Some 65 years ago, seaports were often home to a myriad of ships that were left docked for long periods of time. It sometimes took a week to unload and load a cargo ship and the swarm of ships at the quayside was both inefficient and caused delays.

    sea_shipping_container
    sea_shipping_container

    This irritated American entrepreneur Malcolm McLean so much that he devised a steel box that revolutionized the traditional general cargo loading and unloading process of that time. McLean thus became the "father" of containerization and was directly responsible for the unprecedented growth of world trade.

    It is hard to imagine today, but, until well into the 1960s, the loading and unloading of (seagoing) ships still largely took place manually. Trucks lined up along the quay and the cargo was first placed on the quay and then picked up by dockers and stevedores and stowed in the ship’s hold. A common saying back then was: "Without a good stevedore, the ship might sink". Unloading and loading cargo ships was heavy, labor-intensive work and not without danger.

    How one truck driver dramatically changed the way the world trades

    Obviously, all of this work took a great deal of time. In fact, it was truck driver Malcom McLean (November 14, 1913 – May 25, 2001) who came up with a very simple solution: load all those loose parts into a steel box, hoist it aboard a ship, and off you go.

    The idea came to him just before Thanksgiving in 1937. He was standing in line for hours waiting for his truck, loaded with cotton bales, to be unloaded at a pier in New Jersey. Ultimately, it took him almost 20 years to realize his idea but, during that time, his company, McLean Trucking Company, grew to be one of the largest road transportation companies in the United States.

    Even though he had sold his company before it went public on January 6, 1958, he had not abandoned the idea of transporting freight in boxes. McLean used that money to buy the Pan-Atlantic Steamship Company in 1955 before renaming it Sea-Land Service in 1960. Sea-Land (SeaLand), the world's first container shipping company, is now part of Maersk.

    On April 23, 1956, the loading of Ideal X, a tanker converted by McLean, began. Using a crane, 58 aluminum "truck bodies" – trailers – were lifted aboard the ship that sailed between Newark and Houston.
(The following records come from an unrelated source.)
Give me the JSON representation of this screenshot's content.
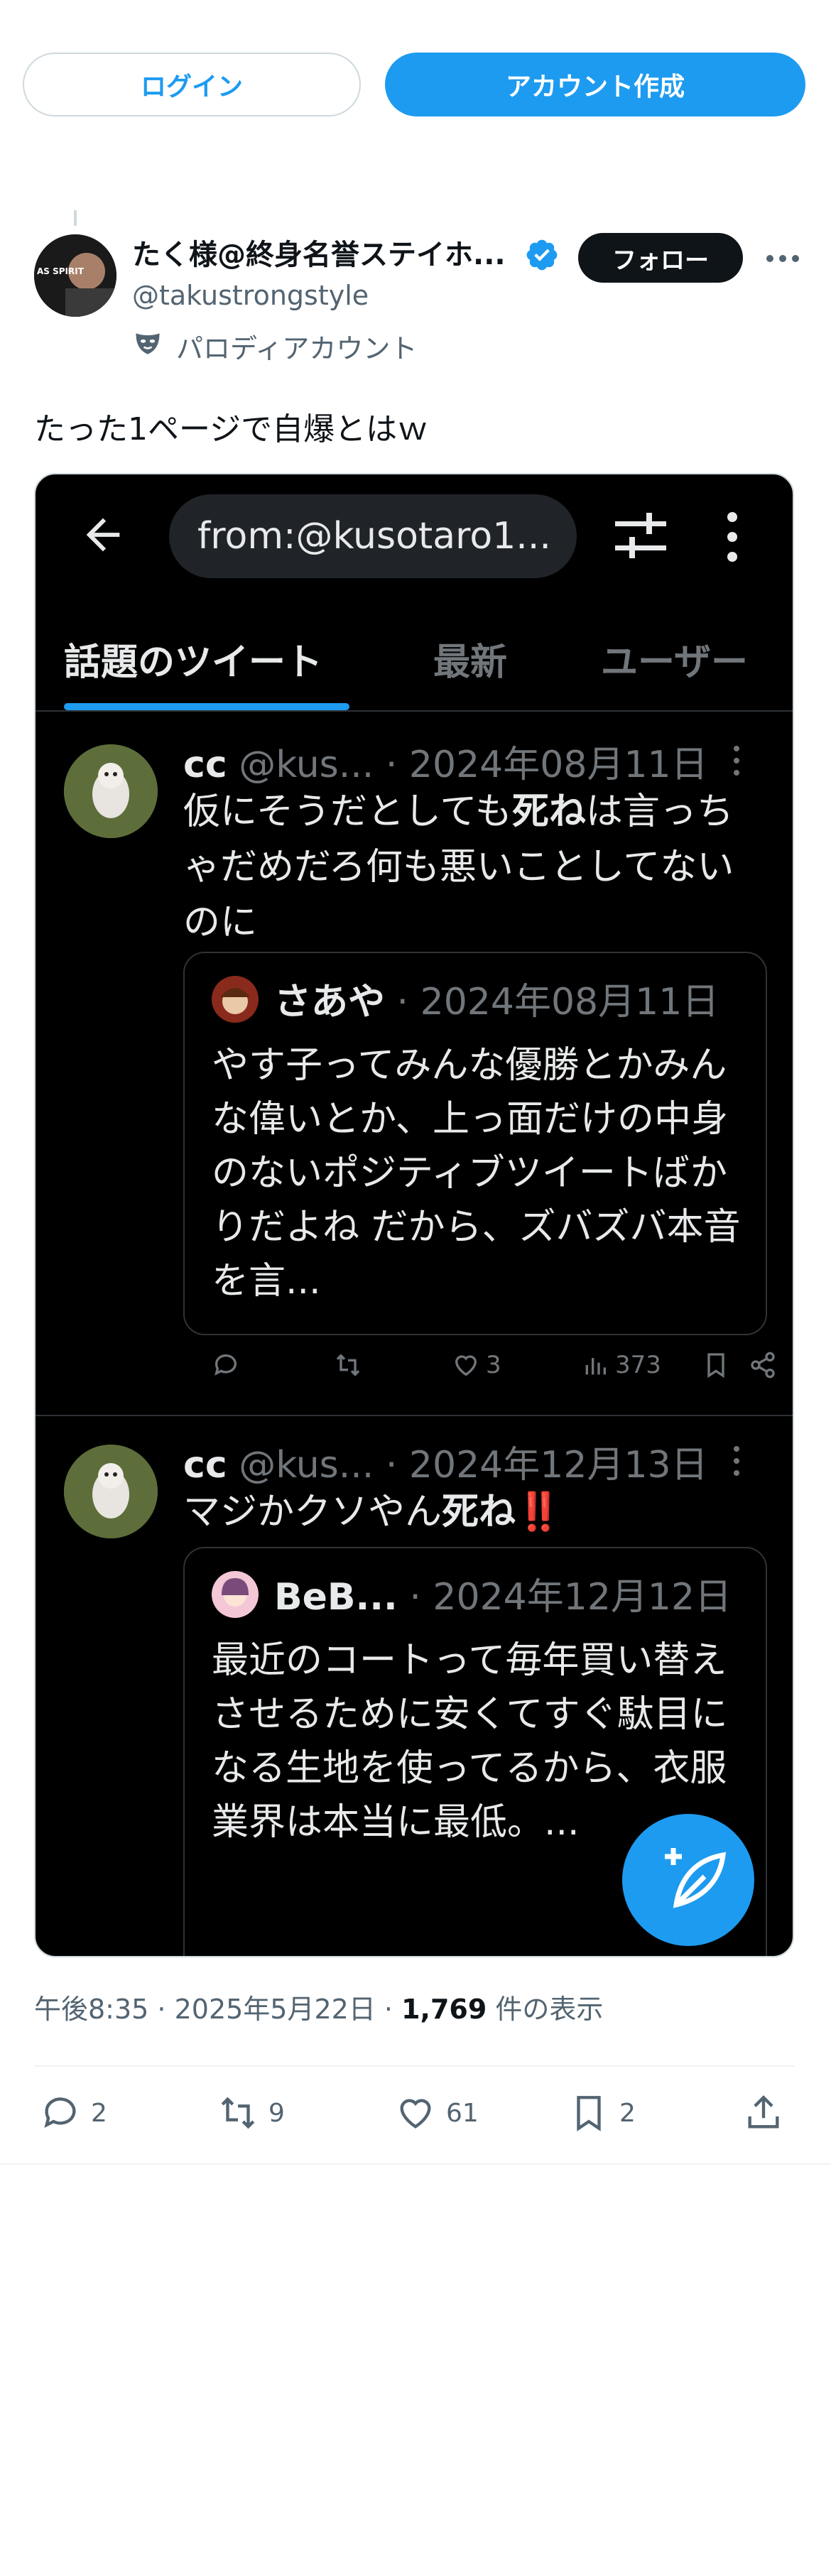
{
  "auth": {
    "login_label": "ログイン",
    "signup_label": "アカウント作成"
  },
  "author": {
    "name": "たく様@終身名誉ステイホ...",
    "handle": "@takustrongstyle",
    "follow_label": "フォロー",
    "badge": "パロディアカウント",
    "avatar_text": "AS SPIRIT"
  },
  "tweet": {
    "text": "たった1ページで自爆とはｗ"
  },
  "media": {
    "search_query": "from:@kusotaro1...",
    "tabs": [
      "話題のツイート",
      "最新",
      "ユーザー"
    ],
    "posts": [
      {
        "name": "cc",
        "handle": "@kus...",
        "date": "· 2024年08月11日",
        "body_pre": "仮にそうだとしても",
        "body_bold": "死ね",
        "body_post": "は言っちゃだめだろ何も悪いことしてないのに",
        "quote": {
          "name": "さあや",
          "date": "· 2024年08月11日",
          "text": "やす子ってみんな優勝とかみんな偉いとか、上っ面だけの中身のないポジティブツイートばかりだよね だから、ズバズバ本音を言..."
        },
        "actions": {
          "likes": "3",
          "views": "373"
        }
      },
      {
        "name": "cc",
        "handle": "@kus...",
        "date": "· 2024年12月13日",
        "body_pre": "マジかクソやん",
        "body_bold": "死ね",
        "body_post": "‼️",
        "quote": {
          "name": "BeB...",
          "date": "· 2024年12月12日",
          "text": "最近のコートって毎年買い替えさせるために安くてすぐ駄目になる生地を使ってるから、衣服業界は本当に最低。..."
        }
      }
    ]
  },
  "meta": {
    "time": "午後8:35",
    "dot": " · ",
    "date": "2025年5月22日",
    "views": "1,769",
    "views_label": " 件の表示"
  },
  "stats": {
    "replies": "2",
    "retweets": "9",
    "likes": "61",
    "bookmarks": "2"
  },
  "colors": {
    "accent": "#1d9bf0",
    "text": "#0f1419",
    "muted": "#536471",
    "dark_bg": "#000000"
  }
}
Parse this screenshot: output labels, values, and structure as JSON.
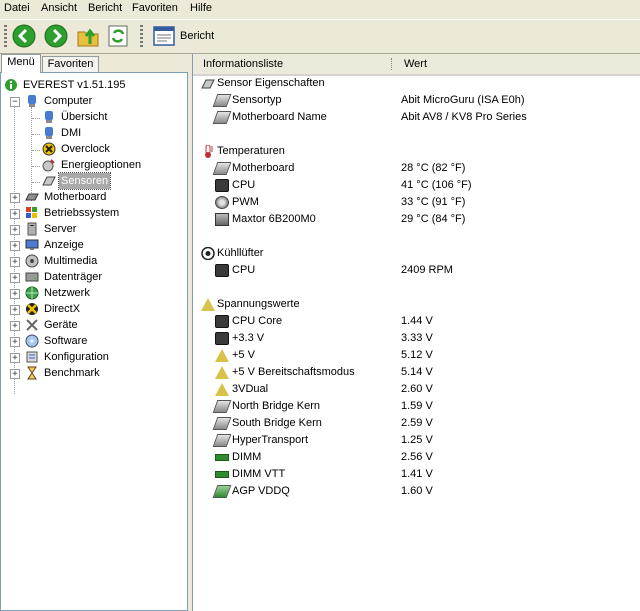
{
  "menu": [
    "Datei",
    "Ansicht",
    "Bericht",
    "Favoriten",
    "Hilfe"
  ],
  "toolbar": {
    "report_label": "Bericht"
  },
  "tabs": [
    "Menü",
    "Favoriten"
  ],
  "tree": {
    "root": "EVEREST v1.51.195",
    "computer": "Computer",
    "computer_children": [
      "Übersicht",
      "DMI",
      "Overclock",
      "Energieoptionen",
      "Sensoren"
    ],
    "items": [
      "Motherboard",
      "Betriebssystem",
      "Server",
      "Anzeige",
      "Multimedia",
      "Datenträger",
      "Netzwerk",
      "DirectX",
      "Geräte",
      "Software",
      "Konfiguration",
      "Benchmark"
    ]
  },
  "columns": {
    "info": "Informationsliste",
    "value": "Wert"
  },
  "sections": {
    "sensor": "Sensor Eigenschaften",
    "temp": "Temperaturen",
    "fan": "Kühllüfter",
    "volt": "Spannungswerte"
  },
  "sensor_rows": [
    {
      "k": "Sensortyp",
      "v": "Abit MicroGuru  (ISA E0h)"
    },
    {
      "k": "Motherboard Name",
      "v": "Abit AV8 / KV8 Pro Series"
    }
  ],
  "temp_rows": [
    {
      "k": "Motherboard",
      "v": "28 °C  (82 °F)"
    },
    {
      "k": "CPU",
      "v": "41 °C  (106 °F)"
    },
    {
      "k": "PWM",
      "v": "33 °C  (91 °F)"
    },
    {
      "k": "Maxtor 6B200M0",
      "v": "29 °C  (84 °F)"
    }
  ],
  "fan_rows": [
    {
      "k": "CPU",
      "v": "2409 RPM"
    }
  ],
  "volt_rows": [
    {
      "k": "CPU Core",
      "v": "1.44 V"
    },
    {
      "k": "+3.3 V",
      "v": "3.33 V"
    },
    {
      "k": "+5 V",
      "v": "5.12 V"
    },
    {
      "k": "+5 V Bereitschaftsmodus",
      "v": "5.14 V"
    },
    {
      "k": "3VDual",
      "v": "2.60 V"
    },
    {
      "k": "North Bridge Kern",
      "v": "1.59 V"
    },
    {
      "k": "South Bridge Kern",
      "v": "2.59 V"
    },
    {
      "k": "HyperTransport",
      "v": "1.25 V"
    },
    {
      "k": "DIMM",
      "v": "2.56 V"
    },
    {
      "k": "DIMM VTT",
      "v": "1.41 V"
    },
    {
      "k": "AGP VDDQ",
      "v": "1.60 V"
    }
  ]
}
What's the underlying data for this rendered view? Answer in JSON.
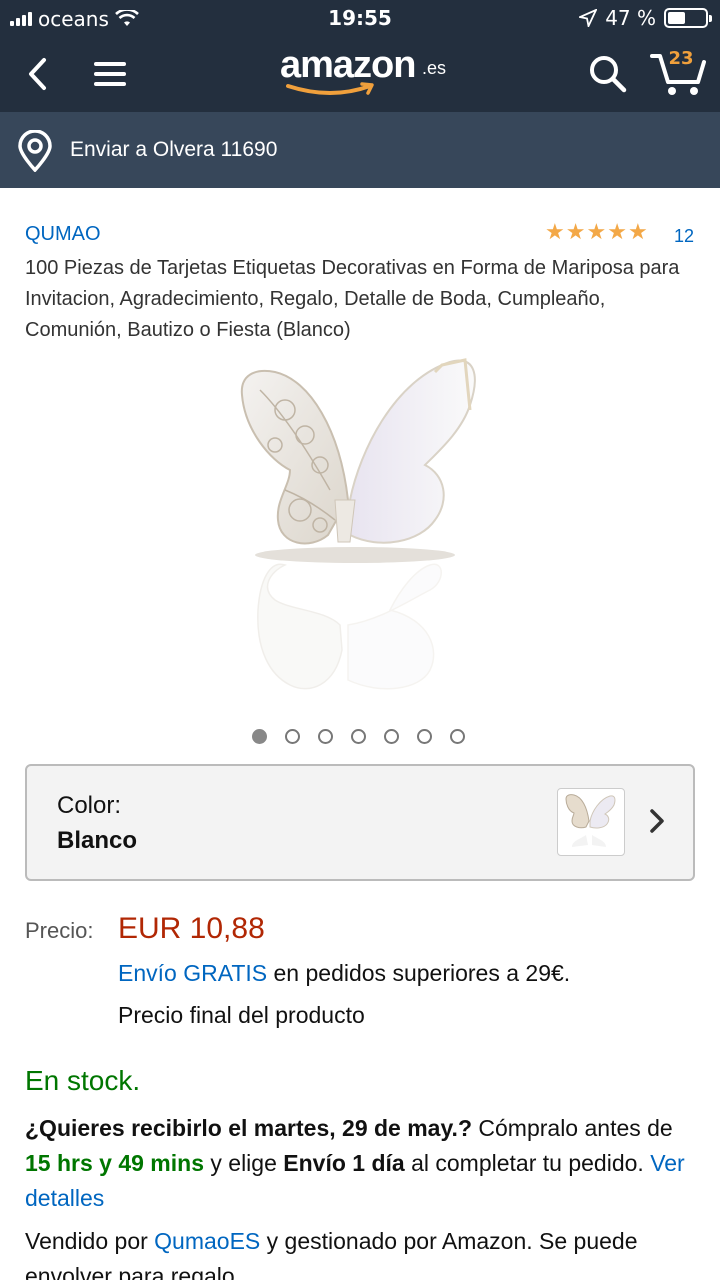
{
  "status_bar": {
    "carrier": "oceans",
    "time": "19:55",
    "battery": "47 %",
    "battery_level": 0.47
  },
  "header": {
    "logo_word": "amazon",
    "logo_tld": ".es",
    "cart_count": "23",
    "icons": {
      "back": "chevron-left-icon",
      "menu": "hamburger-menu-icon",
      "search": "search-icon",
      "cart": "cart-icon"
    }
  },
  "delivery_bar": {
    "text": "Enviar a Olvera 11690",
    "icon": "location-pin-icon"
  },
  "product": {
    "brand": "QUMAO",
    "rating_stars": 5,
    "review_count": "12",
    "title": "100 Piezas de Tarjetas Etiquetas Decorativas en Forma de Mariposa para Invitacion, Agradecimiento, Regalo, Detalle de Boda, Cumpleaño, Comunión, Bautizo o Fiesta (Blanco)",
    "image_count": 7,
    "active_image": 1
  },
  "color_selector": {
    "label": "Color:",
    "value": "Blanco"
  },
  "pricing": {
    "label": "Precio:",
    "price": "EUR 10,88",
    "shipping_link": "Envío GRATIS",
    "shipping_rest": " en pedidos superiores a 29€.",
    "final_note": "Precio final del producto"
  },
  "availability": {
    "stock": "En stock.",
    "delivery_q": "¿Quieres recibirlo el martes, 29 de may.?",
    "delivery_mid1": " Cómpralo antes de ",
    "countdown": "15 hrs y 49 mins",
    "delivery_mid2": " y elige ",
    "shipping_option": "Envío 1 día",
    "delivery_end": " al completar tu pedido. ",
    "details_link": "Ver detalles",
    "sold_pre": "Vendido por ",
    "seller": "QumaoES",
    "sold_post": " y gestionado por Amazon. Se puede envolver para regalo."
  },
  "colors": {
    "header_bg": "#232f3e",
    "delivery_bg": "#37475a",
    "link": "#0066c0",
    "price": "#b12704",
    "stock": "#007600",
    "star": "#f3a847"
  }
}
By the way, history tells us that a few months earlier, Clifford J. Rogers was already shipping containers and not Malcom McLean's Ideal X.

    However, it also turned out to be too inefficient to lift an entire trailer and load it on board. The colossus still took up too much space.

    The invention of the container

    Together with engineer and inventor Keith Tantlinger, McLean designed what is now the standard shipping container. Tantlinger came up with the corner blocks, which made it easy to lift the container, and, for securing it, he designed the twist lock mechanism. This meant that they could be stacked on top of each other like Lego bricks.

    But the inventor went a step further, making it the world standard. Tantlinger managed to convince McLean to make the patented design available to the International Organization for Standardization at no cost, thus bringing about major growth in the industry. Thanks to this design, the international standardization of shipping containers was a fact.

    Sea-Land's first container-only vessel was the Gateway City, which embarked on its maiden voyage on October 4, 1957, transporting 226 fully loaded containers. The McLean container ship had its own gantry cranes on board to load and unload them. At the end of the 1960s, McLean's container shipping company had 27,000 of its own containers, and 36 container ships, and served approximately 30 ports, including Rotterdam.

    However, the strength of the container cannot be separated from infrastructure in logistics that is tailored to its standard requirements: container ships, cranes on the quay, specially adapted trains, trucks, inland vessels, and information and communication technology.